Critique | Spectateurs ! de Arnaud Desplechin, 2025

Deux séquences de Spectateurs ! se déroulent pour l’une dans un amphithéâtre de la faculté de ciné et pour l’autre dans un café où pérore Sandra Laugier, si ce n’est dans son propre rôle, du moins dans celui d’une penseuse du cinéma plaçant l’éducation et la transmission au cœur d’un film qui semble sincèrement inventer l’eau chaude. Ce qui fait alors la force du réalisateur – l’authenticité de sa déclaration d’amour au cinéma – ouvre la brèche à la faiblesse de l’anecdote de la construction d’une cinéphilie de petit bonhomme, puisque Desplechin interroge la nature du cinéma sans se poser la question, pourtant sous-jacente, du regard – des auteur.ices, de ses spectateur.ices. Des spectateur.ices, il n’y a qu’eux : masculin universel.

Le film lui-même se construit selon un chapitrage de cours de licence où la biographie alternative d’un jeune spectateur, construisant film après film sa cinéphilie, s’enfle de réflexions d’auteurs sans doute inconnus du grand public (à qui donc s’adresse son film ?), uniquement des hommes et comme il le dit lui-même à propos des inventeurs de la machine cinématographique, qui ont à eux-seuls changé le cours de l’histoire. Sont ainsi cités dans la bible-iographie des étudiants en cinéma, Bazin, Cavell, Freud. Car évidemment, le cinéma est la religion du XXème siècle (chapitre 3 petit 1, 120 ECTS à la clé). Et si l’on ne lui reproche pas de prêcher pour la paroisse qui l’a élevé – on est tous né quelque part – rien ne laisse à supposer que Desplechin s’aventurera jamais à se vouer à d’autres saints. Comme Mulvey, comme Guy, et toutes les autres. Sauf peut-être à inviter Laugier (encore faut-il savoir qui elle est) et Shoshana Felman ?

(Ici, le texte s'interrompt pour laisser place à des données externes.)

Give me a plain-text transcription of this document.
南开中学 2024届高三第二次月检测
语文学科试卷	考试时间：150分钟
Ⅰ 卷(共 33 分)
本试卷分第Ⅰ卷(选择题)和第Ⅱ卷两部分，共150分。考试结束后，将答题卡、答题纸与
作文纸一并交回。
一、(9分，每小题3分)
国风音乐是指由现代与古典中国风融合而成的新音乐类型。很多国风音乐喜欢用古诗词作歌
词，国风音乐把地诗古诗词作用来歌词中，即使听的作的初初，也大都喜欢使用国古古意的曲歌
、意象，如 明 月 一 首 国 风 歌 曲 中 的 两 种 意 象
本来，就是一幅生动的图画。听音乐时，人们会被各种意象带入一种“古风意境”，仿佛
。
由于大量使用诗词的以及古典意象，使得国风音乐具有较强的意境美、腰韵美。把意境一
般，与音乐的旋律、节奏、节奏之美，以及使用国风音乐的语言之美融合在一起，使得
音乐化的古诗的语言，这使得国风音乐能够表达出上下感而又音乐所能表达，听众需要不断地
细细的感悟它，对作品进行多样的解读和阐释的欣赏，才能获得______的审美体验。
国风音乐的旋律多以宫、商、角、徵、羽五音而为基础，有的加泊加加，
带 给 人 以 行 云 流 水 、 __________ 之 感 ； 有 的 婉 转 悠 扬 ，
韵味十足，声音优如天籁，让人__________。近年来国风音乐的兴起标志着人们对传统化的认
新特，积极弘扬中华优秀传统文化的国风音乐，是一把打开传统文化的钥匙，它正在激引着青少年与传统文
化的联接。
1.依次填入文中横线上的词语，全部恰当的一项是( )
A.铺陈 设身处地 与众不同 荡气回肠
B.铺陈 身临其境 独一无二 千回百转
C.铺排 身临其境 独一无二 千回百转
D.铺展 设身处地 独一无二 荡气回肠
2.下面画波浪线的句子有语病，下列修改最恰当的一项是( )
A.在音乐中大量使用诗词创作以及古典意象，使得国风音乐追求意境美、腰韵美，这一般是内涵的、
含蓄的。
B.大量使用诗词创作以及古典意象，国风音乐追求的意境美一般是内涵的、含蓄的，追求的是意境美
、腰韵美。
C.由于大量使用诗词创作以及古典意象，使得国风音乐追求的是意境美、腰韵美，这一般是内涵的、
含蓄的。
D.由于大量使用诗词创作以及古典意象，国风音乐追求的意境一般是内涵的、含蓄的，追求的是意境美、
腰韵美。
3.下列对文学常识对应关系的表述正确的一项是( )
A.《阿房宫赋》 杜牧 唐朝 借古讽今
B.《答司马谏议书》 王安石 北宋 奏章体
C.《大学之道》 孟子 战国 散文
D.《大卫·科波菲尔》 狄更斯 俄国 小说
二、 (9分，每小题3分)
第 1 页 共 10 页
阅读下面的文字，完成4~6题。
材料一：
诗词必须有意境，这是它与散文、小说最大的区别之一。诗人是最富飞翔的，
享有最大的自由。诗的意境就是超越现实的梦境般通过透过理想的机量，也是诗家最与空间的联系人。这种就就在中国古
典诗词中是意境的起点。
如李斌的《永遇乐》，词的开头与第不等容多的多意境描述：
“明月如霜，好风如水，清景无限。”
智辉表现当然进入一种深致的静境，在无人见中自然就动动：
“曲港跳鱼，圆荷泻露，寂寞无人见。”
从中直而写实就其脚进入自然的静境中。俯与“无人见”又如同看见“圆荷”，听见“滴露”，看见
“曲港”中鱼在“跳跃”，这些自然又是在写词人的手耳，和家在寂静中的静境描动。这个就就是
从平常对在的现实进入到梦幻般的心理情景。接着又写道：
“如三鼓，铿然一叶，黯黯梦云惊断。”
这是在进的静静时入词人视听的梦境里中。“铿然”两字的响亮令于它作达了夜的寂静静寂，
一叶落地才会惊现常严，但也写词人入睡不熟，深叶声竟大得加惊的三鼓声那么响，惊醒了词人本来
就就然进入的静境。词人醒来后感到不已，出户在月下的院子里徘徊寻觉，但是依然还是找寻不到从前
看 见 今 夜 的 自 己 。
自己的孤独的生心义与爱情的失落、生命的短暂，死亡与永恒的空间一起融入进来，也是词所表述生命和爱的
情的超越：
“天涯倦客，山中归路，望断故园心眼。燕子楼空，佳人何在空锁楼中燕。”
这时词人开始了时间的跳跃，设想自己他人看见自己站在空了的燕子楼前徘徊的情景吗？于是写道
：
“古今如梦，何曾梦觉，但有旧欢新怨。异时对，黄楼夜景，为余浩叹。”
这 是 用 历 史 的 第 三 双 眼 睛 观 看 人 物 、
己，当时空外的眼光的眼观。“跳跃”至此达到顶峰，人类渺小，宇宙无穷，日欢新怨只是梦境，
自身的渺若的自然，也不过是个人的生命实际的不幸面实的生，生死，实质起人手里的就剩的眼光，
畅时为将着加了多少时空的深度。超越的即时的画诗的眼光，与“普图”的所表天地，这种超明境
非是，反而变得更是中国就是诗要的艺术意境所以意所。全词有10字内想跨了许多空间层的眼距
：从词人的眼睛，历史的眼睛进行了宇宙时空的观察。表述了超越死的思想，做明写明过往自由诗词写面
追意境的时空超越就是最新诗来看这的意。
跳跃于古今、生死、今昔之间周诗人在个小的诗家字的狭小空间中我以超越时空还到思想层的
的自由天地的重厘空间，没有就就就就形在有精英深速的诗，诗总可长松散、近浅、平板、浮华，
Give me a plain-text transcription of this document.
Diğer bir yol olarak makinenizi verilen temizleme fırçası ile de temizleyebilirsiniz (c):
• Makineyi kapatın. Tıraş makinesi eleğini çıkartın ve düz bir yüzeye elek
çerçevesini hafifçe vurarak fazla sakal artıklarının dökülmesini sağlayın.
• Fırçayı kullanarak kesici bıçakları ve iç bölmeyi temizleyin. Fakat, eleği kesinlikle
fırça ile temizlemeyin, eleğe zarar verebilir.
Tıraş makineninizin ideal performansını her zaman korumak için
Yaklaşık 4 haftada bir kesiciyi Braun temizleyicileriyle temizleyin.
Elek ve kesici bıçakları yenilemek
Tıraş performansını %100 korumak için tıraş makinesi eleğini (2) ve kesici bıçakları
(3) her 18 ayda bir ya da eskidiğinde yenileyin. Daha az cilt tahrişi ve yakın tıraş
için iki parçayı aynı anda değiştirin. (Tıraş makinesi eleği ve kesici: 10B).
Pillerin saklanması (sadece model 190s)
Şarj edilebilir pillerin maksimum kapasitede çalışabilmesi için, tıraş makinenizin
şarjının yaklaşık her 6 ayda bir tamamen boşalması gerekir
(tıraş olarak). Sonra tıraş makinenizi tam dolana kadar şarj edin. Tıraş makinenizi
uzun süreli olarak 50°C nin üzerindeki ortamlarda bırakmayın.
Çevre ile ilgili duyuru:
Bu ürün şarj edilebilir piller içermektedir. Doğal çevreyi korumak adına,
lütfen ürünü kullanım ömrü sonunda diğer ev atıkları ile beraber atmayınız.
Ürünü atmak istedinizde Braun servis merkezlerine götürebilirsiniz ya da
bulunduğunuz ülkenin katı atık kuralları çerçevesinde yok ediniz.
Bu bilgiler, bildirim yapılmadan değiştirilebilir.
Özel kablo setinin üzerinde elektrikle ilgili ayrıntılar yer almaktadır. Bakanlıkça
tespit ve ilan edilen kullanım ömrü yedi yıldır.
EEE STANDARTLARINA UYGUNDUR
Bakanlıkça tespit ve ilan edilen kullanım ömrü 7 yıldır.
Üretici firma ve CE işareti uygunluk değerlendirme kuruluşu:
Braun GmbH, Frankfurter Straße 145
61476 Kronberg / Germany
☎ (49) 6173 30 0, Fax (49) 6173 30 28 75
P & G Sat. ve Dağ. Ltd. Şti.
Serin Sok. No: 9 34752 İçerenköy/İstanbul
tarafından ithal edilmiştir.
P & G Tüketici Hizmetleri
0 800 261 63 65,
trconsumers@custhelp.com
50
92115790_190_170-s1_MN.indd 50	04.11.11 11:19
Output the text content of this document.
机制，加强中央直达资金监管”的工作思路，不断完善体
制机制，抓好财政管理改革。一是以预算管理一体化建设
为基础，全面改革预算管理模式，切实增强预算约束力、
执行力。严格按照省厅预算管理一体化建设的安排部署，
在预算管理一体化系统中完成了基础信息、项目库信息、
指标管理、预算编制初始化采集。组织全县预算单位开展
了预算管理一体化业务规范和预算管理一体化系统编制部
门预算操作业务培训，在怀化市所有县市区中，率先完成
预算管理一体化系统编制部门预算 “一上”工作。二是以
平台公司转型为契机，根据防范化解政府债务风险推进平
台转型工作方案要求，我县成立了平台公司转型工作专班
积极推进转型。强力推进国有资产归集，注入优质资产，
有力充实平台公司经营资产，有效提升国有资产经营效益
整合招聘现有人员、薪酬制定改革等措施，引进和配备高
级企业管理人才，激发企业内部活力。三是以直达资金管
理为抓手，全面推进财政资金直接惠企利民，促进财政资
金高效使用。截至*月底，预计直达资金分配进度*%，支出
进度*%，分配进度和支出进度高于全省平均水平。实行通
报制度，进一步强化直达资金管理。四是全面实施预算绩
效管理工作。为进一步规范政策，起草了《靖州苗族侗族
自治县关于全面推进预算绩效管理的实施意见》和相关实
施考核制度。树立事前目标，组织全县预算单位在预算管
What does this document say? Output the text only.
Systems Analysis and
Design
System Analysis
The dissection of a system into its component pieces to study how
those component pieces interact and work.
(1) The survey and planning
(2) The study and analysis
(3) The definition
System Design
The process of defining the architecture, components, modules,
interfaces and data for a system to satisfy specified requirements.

« On dit que la peinture moderne a inventé le cinéma. Je dis que ce sont les chimistes ». Babylon (Damien Chazelle, 2023) l’affirmait déjà dans son montage final. Comme si la science et ses découvertes étaient complètement décorrélées de la société dans laquelle elles s’inventent. Comme si le regard se départissait des conditions socio-économiques qui l’informent. Celui de Desplechin aussi. Et c’est bien lorsqu’il s’intéresse à un cinéma qui lui ouvre les yeux sur une expérience innommable, invivable dans tous les sens du terme, que le film sort de lui-même, s’échappe de l’impasse d’une cinéphilie masculine qui fait foi dans le boys’ club de la critique. L’épiphanie que fut Shoah (Claude Lanzmann, 1985) pour le jeune homme crée un espace pour la présence de l’Autre, à l’instant précis où Desplechin n’est pas joué par d’autres acteurs mais apparaît lui-même à l’écran, de dos, lors d’une vraie interview avec Shoshana Felman (professeur émérite à Emory College), acceptant d’être un individu particulier non interchangeable par divers acteurs. En effet, la fin du film est incarnée par Salif Cissé, drôle de glissement qui veut appuyer la diversité du spectateur quand elle vient juste confirmer la fausse universalité que Desplechin n’arrive pas à assumer comme un point de vue masculin et européen parfaitement ancré dans sa construction de cinéfils. Car soit il faut admettre que le cheminement de sa mémoire filmique n’est que singulier et guidé par des rapports de classe, de genre, de race, soit il faut réellement faire intervenir tous les chemins, qui mènent sans doute tous à Rome (et chez le Pape), mais qui promènent des paysages bien différents.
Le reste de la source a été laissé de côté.